A Concise History of Bulgaria by R. J. Crampton
Author:R. J. Crampton [Crampton]
Language: eng
Format: epub
Publisher: Cambridge University Press
Published: 2013-09-12T16:00:00+00:00
The Rule of the Democratic Alliance, 1923–1931
After seizing power Tsankov fashioned a new grouping, the Democratic Alliance, to provide him with reliable support in the sûbranie. The Democratic Alliance was a coalition of the National Alliance, the Military League, the mihailovists, and a motley collection of factions from the Democratic and Nationalist Parties.
Initially Tsankov’s rule was firm but tinged with attempts at consensus. A defence of the realm act was passed in November 1923 which once again banned terrorism and gave the government powers which it used to influence the elections held that month. The act was also used in April 1924 to ban the BCP, confiscate its property, and dissolve its trade union; using the same legislation the eight BCP deputies elected in November 1923 were deprived of their seats in March 1925. Yet at the same time the government repealed very little of agrarian legislation and continued with the programme of land reform enacted by Stamboliiski.

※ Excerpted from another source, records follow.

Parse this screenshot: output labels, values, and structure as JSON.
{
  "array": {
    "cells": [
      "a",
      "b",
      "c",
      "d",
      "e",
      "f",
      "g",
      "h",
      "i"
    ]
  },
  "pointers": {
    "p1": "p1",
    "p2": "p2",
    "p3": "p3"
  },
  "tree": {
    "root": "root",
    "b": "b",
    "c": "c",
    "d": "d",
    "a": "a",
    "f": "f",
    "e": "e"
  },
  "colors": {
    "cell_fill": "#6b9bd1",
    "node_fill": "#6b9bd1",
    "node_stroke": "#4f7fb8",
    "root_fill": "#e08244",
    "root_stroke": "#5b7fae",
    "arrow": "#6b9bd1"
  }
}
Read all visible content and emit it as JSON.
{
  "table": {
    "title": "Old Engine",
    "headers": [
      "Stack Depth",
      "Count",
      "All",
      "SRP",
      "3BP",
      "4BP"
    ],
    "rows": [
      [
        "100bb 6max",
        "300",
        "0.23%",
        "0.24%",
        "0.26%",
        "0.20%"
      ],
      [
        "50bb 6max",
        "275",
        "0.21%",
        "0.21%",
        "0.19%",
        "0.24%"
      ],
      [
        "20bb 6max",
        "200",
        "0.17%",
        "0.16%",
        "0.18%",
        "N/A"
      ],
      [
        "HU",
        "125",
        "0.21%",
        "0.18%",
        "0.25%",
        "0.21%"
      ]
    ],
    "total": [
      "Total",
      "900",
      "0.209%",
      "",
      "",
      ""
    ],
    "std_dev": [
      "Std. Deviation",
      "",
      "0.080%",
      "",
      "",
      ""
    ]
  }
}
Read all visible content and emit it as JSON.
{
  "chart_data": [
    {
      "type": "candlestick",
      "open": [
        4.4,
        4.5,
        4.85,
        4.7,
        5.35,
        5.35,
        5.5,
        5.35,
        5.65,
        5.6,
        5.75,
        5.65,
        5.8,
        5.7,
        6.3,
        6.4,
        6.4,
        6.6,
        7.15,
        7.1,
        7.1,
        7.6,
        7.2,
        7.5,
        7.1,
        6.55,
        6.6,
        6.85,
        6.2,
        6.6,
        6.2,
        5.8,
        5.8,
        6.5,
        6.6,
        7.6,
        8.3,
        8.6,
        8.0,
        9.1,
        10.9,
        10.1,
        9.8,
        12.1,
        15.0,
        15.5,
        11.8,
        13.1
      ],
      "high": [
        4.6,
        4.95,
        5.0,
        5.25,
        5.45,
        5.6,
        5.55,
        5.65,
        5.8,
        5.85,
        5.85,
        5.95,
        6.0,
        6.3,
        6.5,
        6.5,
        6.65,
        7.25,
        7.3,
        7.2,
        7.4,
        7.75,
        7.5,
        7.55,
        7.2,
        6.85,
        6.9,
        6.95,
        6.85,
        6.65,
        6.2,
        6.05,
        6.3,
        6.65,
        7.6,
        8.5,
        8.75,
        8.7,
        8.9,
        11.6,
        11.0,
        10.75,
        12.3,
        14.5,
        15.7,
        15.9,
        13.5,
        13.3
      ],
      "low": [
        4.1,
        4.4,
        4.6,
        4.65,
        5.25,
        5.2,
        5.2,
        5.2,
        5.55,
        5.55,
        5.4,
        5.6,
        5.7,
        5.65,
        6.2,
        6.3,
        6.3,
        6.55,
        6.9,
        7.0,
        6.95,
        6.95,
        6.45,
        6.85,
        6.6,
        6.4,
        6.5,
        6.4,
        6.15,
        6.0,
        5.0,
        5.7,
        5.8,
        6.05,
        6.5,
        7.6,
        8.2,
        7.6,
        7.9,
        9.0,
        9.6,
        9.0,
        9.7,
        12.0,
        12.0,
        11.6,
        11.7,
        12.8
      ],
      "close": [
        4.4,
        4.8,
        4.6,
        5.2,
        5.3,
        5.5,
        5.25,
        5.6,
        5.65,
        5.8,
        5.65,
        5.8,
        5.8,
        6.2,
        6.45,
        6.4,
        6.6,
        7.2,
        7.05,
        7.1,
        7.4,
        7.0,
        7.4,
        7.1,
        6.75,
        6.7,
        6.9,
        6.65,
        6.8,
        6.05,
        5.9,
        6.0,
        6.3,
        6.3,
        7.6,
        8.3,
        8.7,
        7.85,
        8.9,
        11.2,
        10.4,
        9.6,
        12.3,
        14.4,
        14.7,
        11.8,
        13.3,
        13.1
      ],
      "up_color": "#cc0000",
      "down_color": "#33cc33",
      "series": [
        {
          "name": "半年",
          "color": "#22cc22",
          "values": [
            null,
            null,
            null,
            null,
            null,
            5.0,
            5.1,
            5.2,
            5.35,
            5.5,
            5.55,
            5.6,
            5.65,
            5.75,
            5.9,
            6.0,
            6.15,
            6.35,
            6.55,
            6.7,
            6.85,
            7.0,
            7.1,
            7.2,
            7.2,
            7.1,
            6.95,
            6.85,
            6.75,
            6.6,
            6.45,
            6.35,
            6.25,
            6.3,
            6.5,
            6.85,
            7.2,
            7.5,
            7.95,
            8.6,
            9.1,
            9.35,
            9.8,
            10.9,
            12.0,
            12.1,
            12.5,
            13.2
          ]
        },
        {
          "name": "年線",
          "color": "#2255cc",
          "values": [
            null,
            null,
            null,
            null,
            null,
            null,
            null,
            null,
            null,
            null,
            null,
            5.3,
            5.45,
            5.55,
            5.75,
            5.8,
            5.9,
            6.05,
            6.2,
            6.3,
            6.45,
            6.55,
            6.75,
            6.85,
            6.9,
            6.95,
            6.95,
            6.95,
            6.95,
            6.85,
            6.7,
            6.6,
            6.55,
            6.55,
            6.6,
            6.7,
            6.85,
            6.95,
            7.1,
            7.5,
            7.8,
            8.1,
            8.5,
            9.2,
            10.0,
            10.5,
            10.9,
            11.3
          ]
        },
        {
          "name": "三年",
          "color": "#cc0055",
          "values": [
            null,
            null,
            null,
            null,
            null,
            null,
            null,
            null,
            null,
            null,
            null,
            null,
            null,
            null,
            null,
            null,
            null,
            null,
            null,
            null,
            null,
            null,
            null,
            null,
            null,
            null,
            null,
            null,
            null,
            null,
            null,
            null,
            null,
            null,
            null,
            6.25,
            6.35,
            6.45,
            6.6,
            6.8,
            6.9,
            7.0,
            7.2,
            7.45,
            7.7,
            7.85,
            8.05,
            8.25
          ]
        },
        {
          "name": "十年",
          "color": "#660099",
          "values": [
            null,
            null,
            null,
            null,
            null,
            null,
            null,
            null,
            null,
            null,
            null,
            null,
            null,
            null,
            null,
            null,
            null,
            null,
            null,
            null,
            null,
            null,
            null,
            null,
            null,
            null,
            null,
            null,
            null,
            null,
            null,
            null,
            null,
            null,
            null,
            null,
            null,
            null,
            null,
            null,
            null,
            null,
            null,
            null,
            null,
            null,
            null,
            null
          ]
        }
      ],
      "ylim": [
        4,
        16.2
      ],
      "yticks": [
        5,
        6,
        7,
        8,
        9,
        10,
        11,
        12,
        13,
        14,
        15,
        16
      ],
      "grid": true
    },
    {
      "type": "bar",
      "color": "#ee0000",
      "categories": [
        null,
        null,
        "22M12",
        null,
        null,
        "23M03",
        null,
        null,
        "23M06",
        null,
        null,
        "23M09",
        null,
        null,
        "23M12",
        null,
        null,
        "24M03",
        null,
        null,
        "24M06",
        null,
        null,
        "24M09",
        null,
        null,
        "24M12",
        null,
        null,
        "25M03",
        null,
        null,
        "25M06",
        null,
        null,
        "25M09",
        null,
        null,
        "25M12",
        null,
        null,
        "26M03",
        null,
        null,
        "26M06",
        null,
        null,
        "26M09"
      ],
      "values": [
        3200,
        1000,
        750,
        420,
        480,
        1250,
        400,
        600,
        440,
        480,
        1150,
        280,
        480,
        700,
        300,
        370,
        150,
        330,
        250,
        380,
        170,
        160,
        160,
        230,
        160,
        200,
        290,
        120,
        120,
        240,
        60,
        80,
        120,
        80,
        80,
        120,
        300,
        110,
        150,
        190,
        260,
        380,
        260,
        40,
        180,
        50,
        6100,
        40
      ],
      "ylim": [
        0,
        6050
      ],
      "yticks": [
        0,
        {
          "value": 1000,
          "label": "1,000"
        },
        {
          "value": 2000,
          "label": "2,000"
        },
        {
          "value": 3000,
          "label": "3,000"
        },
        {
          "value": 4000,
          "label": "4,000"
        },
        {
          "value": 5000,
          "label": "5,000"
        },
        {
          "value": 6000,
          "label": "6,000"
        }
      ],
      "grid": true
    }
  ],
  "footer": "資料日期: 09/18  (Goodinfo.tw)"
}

Any pretence at conciliation ended in 1925. On 16 April a bomb planted by the communists exploded in the roof of Sofia’s Sveta Nedelya cathedral during a state funeral due to be attended by the king and the entire political establishment. Amazingly no prominent figure was amongst the one hundred and twenty or so fatalities. The bomb unleashed a ferocious reaction. Martial law was declared and thousands of left-wing activists were detained. Many of the detainees disappeared and there were rumours that some of them had been fed into the furnaces of the Sofia police headquarters. The fate of others was all too clear: they were executed in public.
Violence was not a communist or a government monopoly. In the early 1920s there had been further divisions in the ranks of IMRO with one faction calling for cooperation with the communists. This led to more feuding and consequent assassinations in Sofia and elsewhere. The mihailovists meanwhile retained their hold on the Petrich enclave and continued their guerilla activities in Serbia and Greece. After one raid in October 1925 the Greek army moved into southern Bulgaria; that it withdrew without further complications was one of the League of Nations’ more notable successes.
Despite this help from the League of Nations the internal excesses which Tsankov had allowed were making Bulgaria into a pariah state. The king had already suggested to leading army officers that changes had to be made, but as yet his political standing was weak and his words went unheeded. International bankers were more effective. By 1925 Bulgaria was in desperate need of a loan. In an astute move it asked for one to help finance welfare schemes for the thousands of Macedonian refugees most of whom were still living in abject poverty. The refugees, the government argued, were a fertile recruiting ground for communist or Macedonian extremism, and could only be kept immune from such viruses by an injection of welfare spending, particularly if that spending were directed towards providing them with land of their own. The League of Nations was persuaded but in London where the bulk of the cash would be raised there were doubts.